En el 2014 circuló un fuerte rumor de que Studio Ghibli cerraría sus puertas. Viejo, Hayao Miyazaki, fundador y líder de la empresa de animación, no parece tener tantas fuerzas. Los tiempos cambiaron en todos los sentidos: la sociedad japonesa ya no es la misma. Los gustos se modificaron, los valores también. Las películas que lanza no son tan populares como en otras épocas.
¿Cuál es la reacción de Ghibli ante esta situación? Intensificar el proceso, hacer mucho más hondo su paso. Dejar una huella imborrable. Darle la espalda a los números y abrazar la calidad y las tradiciones. Cerrarle la puerta a las especulaciones. En 2014, Miyazaki presentó su película, la entrañable El viento se levanta. Poco después fue el turno de Isao Takahata, el otro gran símbolo de Ghibli, creador de joyas inolvidables como La tumba de las luciérnagas (en el top 10 de los films bélicos de la historia), Pompoko (fantasía e imaginación plena) o Mis vecinos los Yamada (Japón y sus costumbres).
Con El cuento de la princesa Kaguya, supuestamente su última obra, Takahata, de 80 años, se termina de consagrar entre los grandes e instala un panorama obvio: la magia de Ghibli resulta tan inagotable y especial que duele.
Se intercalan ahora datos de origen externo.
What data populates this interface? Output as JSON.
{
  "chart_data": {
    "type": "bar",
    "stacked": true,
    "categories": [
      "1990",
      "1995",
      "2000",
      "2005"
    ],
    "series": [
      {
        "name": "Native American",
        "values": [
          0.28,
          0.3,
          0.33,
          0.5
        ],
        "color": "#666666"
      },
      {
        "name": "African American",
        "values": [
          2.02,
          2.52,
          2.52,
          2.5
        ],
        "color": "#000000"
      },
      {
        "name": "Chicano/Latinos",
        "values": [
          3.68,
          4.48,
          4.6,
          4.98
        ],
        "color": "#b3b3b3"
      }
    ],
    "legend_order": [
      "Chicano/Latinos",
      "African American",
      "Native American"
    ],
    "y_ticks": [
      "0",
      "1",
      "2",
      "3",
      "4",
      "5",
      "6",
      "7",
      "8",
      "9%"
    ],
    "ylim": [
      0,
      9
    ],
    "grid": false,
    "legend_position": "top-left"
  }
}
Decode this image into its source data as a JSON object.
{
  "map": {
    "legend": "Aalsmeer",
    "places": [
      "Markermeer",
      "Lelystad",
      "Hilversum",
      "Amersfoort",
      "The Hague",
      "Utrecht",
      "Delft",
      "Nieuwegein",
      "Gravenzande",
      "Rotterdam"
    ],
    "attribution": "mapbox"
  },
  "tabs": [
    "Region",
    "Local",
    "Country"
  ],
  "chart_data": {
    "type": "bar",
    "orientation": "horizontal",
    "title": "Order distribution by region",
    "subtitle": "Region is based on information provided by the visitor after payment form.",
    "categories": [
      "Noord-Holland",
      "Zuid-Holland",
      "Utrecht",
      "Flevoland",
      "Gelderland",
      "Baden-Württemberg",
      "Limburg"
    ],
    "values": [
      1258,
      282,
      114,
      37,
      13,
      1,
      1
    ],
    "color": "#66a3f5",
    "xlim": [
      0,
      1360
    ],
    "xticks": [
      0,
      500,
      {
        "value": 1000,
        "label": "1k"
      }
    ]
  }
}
Y que las llamas del infierno ardan sobre nosotros si no somos capaces de sostener algo tan bueno como lo que hicieron estos hombres.
Kaguya es una de las tantas leyendas japonesas en las que se pretende transmitir de generación a generación algún tipo de enseñanza. Cuenta la historia de una princesa que nace de una rama de bambú y es adoptada por una pareja que, a su edad, ya no podía tener hijos. Ella crecerá como lo que es, una descendiente de la Luna, y tendrá influencia en cada una de las personas que tenga a su alrededor.
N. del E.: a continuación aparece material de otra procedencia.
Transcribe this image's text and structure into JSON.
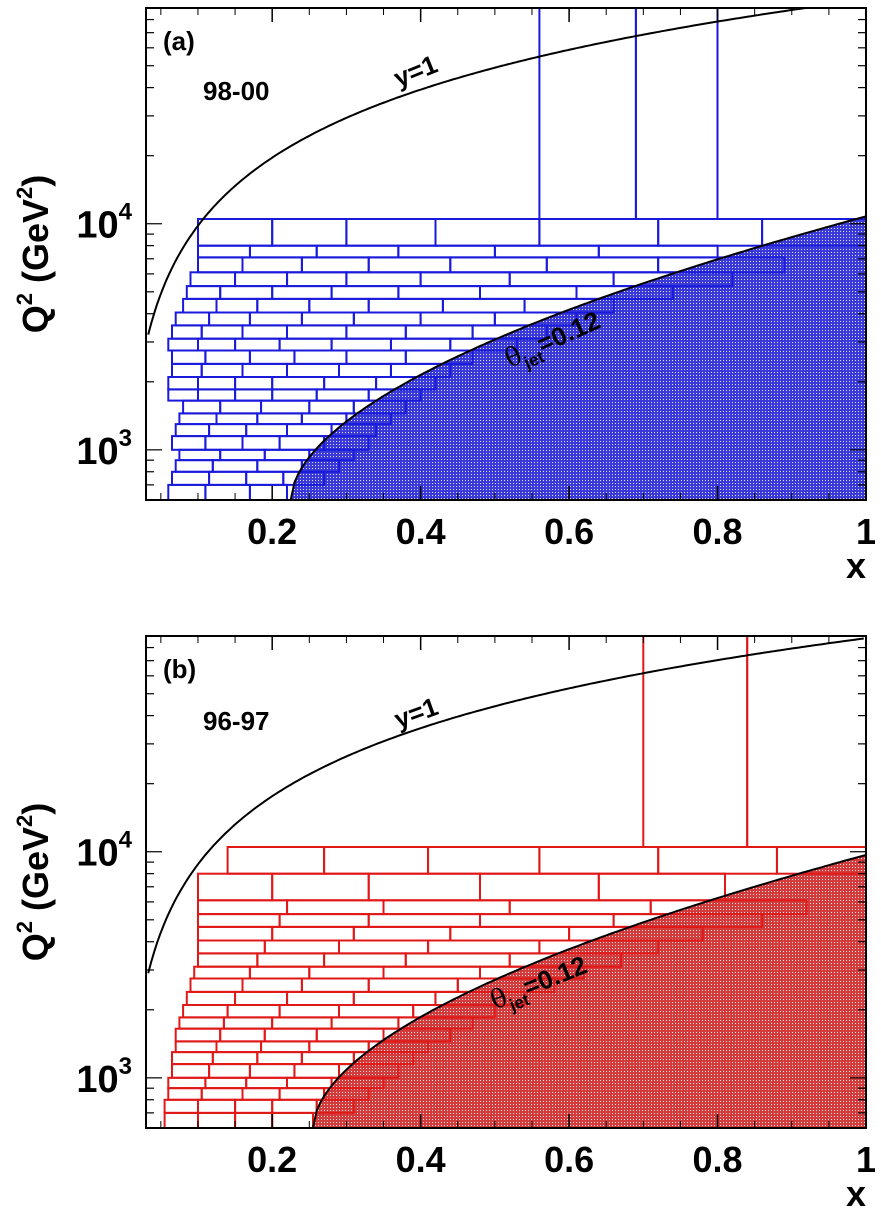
{
  "chart_data": [
    {
      "type": "heatmap",
      "panel_label": "(a)",
      "period": "98-00",
      "ylabel": "Q",
      "ylabel_exp": "2",
      "ylabel_unit_pre": " (GeV",
      "ylabel_unit_exp": "2",
      "ylabel_unit_post": ")",
      "xlabel": "x",
      "xlim": [
        0.03,
        1.0
      ],
      "ylim": [
        600,
        90000
      ],
      "y_scale": "log",
      "x_ticks": [
        "0.2",
        "0.4",
        "0.6",
        "0.8",
        "1"
      ],
      "x_tick_values": [
        0.2,
        0.4,
        0.6,
        0.8,
        1.0
      ],
      "y_ticks": [
        {
          "base": "10",
          "exp": "3",
          "value": 1000
        },
        {
          "base": "10",
          "exp": "4",
          "value": 10000
        }
      ],
      "color": "#1a1adc",
      "curves": [
        {
          "label": "y=1",
          "label_x": 0.37,
          "label_q2": 40000
        },
        {
          "label_theta": "θ",
          "label_sub": "jet",
          "label_rest": "=0.12",
          "label_x": 0.52,
          "label_q2": 2300
        }
      ],
      "curve_params": {
        "y1_s": 98000,
        "theta_a": 0.225,
        "theta_b": 0.27,
        "theta_c": 0.24,
        "q2_start": 600
      },
      "q2_edges": [
        600,
        700,
        800,
        900,
        1000,
        1150,
        1300,
        1450,
        1650,
        1850,
        2100,
        2400,
        2750,
        3100,
        3550,
        4050,
        4650,
        5300,
        6100,
        7100,
        8000,
        10500
      ],
      "row_x_edges": [
        [
          0.06,
          0.11,
          0.17,
          0.22
        ],
        [
          0.065,
          0.115,
          0.165,
          0.215,
          0.27
        ],
        [
          0.07,
          0.12,
          0.18,
          0.24,
          0.29
        ],
        [
          0.075,
          0.13,
          0.19,
          0.25,
          0.31
        ],
        [
          0.065,
          0.11,
          0.16,
          0.21,
          0.27,
          0.33
        ],
        [
          0.07,
          0.115,
          0.165,
          0.22,
          0.28,
          0.34
        ],
        [
          0.075,
          0.125,
          0.18,
          0.24,
          0.3,
          0.36
        ],
        [
          0.08,
          0.13,
          0.185,
          0.25,
          0.31,
          0.38
        ],
        [
          0.06,
          0.1,
          0.15,
          0.2,
          0.26,
          0.33,
          0.4
        ],
        [
          0.06,
          0.1,
          0.15,
          0.2,
          0.27,
          0.34,
          0.42
        ],
        [
          0.065,
          0.105,
          0.16,
          0.22,
          0.29,
          0.36,
          0.44
        ],
        [
          0.065,
          0.11,
          0.17,
          0.23,
          0.3,
          0.38,
          0.47
        ],
        [
          0.06,
          0.1,
          0.15,
          0.21,
          0.28,
          0.36,
          0.44,
          0.53
        ],
        [
          0.065,
          0.105,
          0.16,
          0.22,
          0.3,
          0.38,
          0.47,
          0.57
        ],
        [
          0.07,
          0.115,
          0.17,
          0.24,
          0.31,
          0.4,
          0.5,
          0.61
        ],
        [
          0.08,
          0.125,
          0.18,
          0.25,
          0.33,
          0.43,
          0.54,
          0.66
        ],
        [
          0.085,
          0.13,
          0.2,
          0.28,
          0.37,
          0.48,
          0.61,
          0.74
        ],
        [
          0.09,
          0.15,
          0.22,
          0.3,
          0.4,
          0.52,
          0.66,
          0.82
        ],
        [
          0.1,
          0.16,
          0.24,
          0.33,
          0.44,
          0.57,
          0.72,
          0.89
        ],
        [
          0.1,
          0.17,
          0.26,
          0.37,
          0.5,
          0.64,
          0.8
        ],
        [
          0.1,
          0.2,
          0.3,
          0.42,
          0.56,
          0.72,
          0.86,
          1.0
        ]
      ],
      "top_edges": [
        0.56,
        0.69,
        0.8,
        1.0
      ],
      "top_q2": [
        10500,
        90000
      ]
    },
    {
      "type": "heatmap",
      "panel_label": "(b)",
      "period": "96-97",
      "ylabel": "Q",
      "ylabel_exp": "2",
      "ylabel_unit_pre": " (GeV",
      "ylabel_unit_exp": "2",
      "ylabel_unit_post": ")",
      "xlabel": "x",
      "xlim": [
        0.03,
        1.0
      ],
      "ylim": [
        600,
        90000
      ],
      "y_scale": "log",
      "x_ticks": [
        "0.2",
        "0.4",
        "0.6",
        "0.8",
        "1"
      ],
      "x_tick_values": [
        0.2,
        0.4,
        0.6,
        0.8,
        1.0
      ],
      "y_ticks": [
        {
          "base": "10",
          "exp": "3",
          "value": 1000
        },
        {
          "base": "10",
          "exp": "4",
          "value": 10000
        }
      ],
      "color": "#e01818",
      "curves": [
        {
          "label": "y=1",
          "label_x": 0.37,
          "label_q2": 35000
        },
        {
          "label_theta": "θ",
          "label_sub": "jet",
          "label_rest": "=0.12",
          "label_x": 0.5,
          "label_q2": 2000
        }
      ],
      "curve_params": {
        "y1_s": 88000,
        "theta_a": 0.255,
        "theta_b": 0.28,
        "theta_c": 0.26,
        "q2_start": 600
      },
      "q2_edges": [
        600,
        700,
        800,
        900,
        1000,
        1150,
        1300,
        1450,
        1650,
        1850,
        2100,
        2400,
        2750,
        3100,
        3550,
        4050,
        4650,
        5300,
        6100,
        8000,
        10500
      ],
      "row_x_edges": [
        [
          0.055,
          0.1,
          0.15,
          0.2,
          0.255
        ],
        [
          0.055,
          0.1,
          0.15,
          0.2,
          0.26,
          0.31
        ],
        [
          0.06,
          0.105,
          0.16,
          0.21,
          0.27,
          0.33
        ],
        [
          0.06,
          0.11,
          0.165,
          0.22,
          0.28,
          0.35
        ],
        [
          0.065,
          0.115,
          0.17,
          0.23,
          0.29,
          0.37
        ],
        [
          0.065,
          0.12,
          0.18,
          0.24,
          0.31,
          0.39
        ],
        [
          0.07,
          0.125,
          0.185,
          0.25,
          0.33,
          0.41
        ],
        [
          0.07,
          0.13,
          0.19,
          0.26,
          0.35,
          0.44
        ],
        [
          0.075,
          0.135,
          0.2,
          0.28,
          0.37,
          0.47
        ],
        [
          0.08,
          0.14,
          0.21,
          0.29,
          0.39,
          0.5
        ],
        [
          0.085,
          0.15,
          0.22,
          0.31,
          0.42,
          0.54
        ],
        [
          0.09,
          0.16,
          0.24,
          0.33,
          0.45,
          0.58
        ],
        [
          0.095,
          0.17,
          0.25,
          0.35,
          0.48,
          0.62
        ],
        [
          0.1,
          0.18,
          0.27,
          0.38,
          0.52,
          0.67
        ],
        [
          0.1,
          0.19,
          0.29,
          0.41,
          0.56,
          0.72
        ],
        [
          0.1,
          0.2,
          0.31,
          0.44,
          0.6,
          0.78
        ],
        [
          0.1,
          0.21,
          0.33,
          0.48,
          0.66,
          0.86
        ],
        [
          0.1,
          0.22,
          0.35,
          0.52,
          0.71,
          0.92
        ],
        [
          0.1,
          0.2,
          0.33,
          0.48,
          0.64,
          0.81
        ],
        [
          0.14,
          0.27,
          0.41,
          0.56,
          0.72,
          0.88,
          1.0
        ]
      ],
      "top_edges": [
        0.7,
        0.84,
        1.0
      ],
      "top_q2": [
        10500,
        90000
      ]
    }
  ]
}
Takahata, mucho más acercado al realismo que Miyazaki, tardó siete años en hacer esta película: tiene lógica. Cada plano del film está hecho a mano a través de miles de fotogramas. El estilo de dibujo es muy parecido a Mis vecinos los Yamada. Pero esta nueva prueba tiene una evolución muy marcada. El cuento de la princesa Kaguya destila calidad, hay magia en cada una de las secuencias. Es sencillo hipnotizarse con los colores, las formas, la estética. Aunque se trata básicamente de pinturas de acuarela al estilo antiguo en movimiento, todo se percibe extraordinariamente verosímil. Impresiona. Queda claro: por su tiempo para contar el relato, no pretende ser una historia popular ni fácil. Hay que tener paciencia, saber disfrutarla.
El director se remite a buena parte de los códigos aristócratas del Japón feudal casi como si fuera un tributo a dos grandes del cine de su país: Kenji Mizoguchi y Akira Kurosawa. Kaguya es un canto a la libertad: es una princesa que no quiere estar atada al destino que muchos le proyectan. Sus formas de revolucionarse ante tanta opresión son fascinantes. Por momentos, transmiten verdadera tristeza. ¿Qué lugar ocupa la secuencia en la que Kaguya corre y escapa en la historia del cine de animación? Tiene que estar entre las mejores.
Sobre la segunda parte, cuando Kaguya está recluida en su palacio y una serie de pretendientes quieren conquistarla, la película pierde un poco de fuerza y el relato se hace algo predecible. Pero, sobre el final, vuelve la potencia. Los últimos minutos son devastadores (mucho más si no se conoce el mito), acompañados por la música perfecta (Joe Hisaishi, el tercer gran maestro de Ghibli) y el ritmo finamente desarrollado.
Por último: El cuento de la princesa Kaguya está nominada a mejor película de animación en los Oscar 2014. Parece un reconocimiento válido de la Academia ante un creador grandioso. Es muy posible que no gane. ¿A quién le importa? No hay que más que disfrutar. Aunque muchos ya lo hicieron (John Lasseter, el hombre más fuerte de Pixar, es uno de los grandes admiradores), no es preciso que el mundo se rinda a los pies de Ghibli. Porque Ghibli le da la espalda a todos mientras la fábrica de magia no se agote.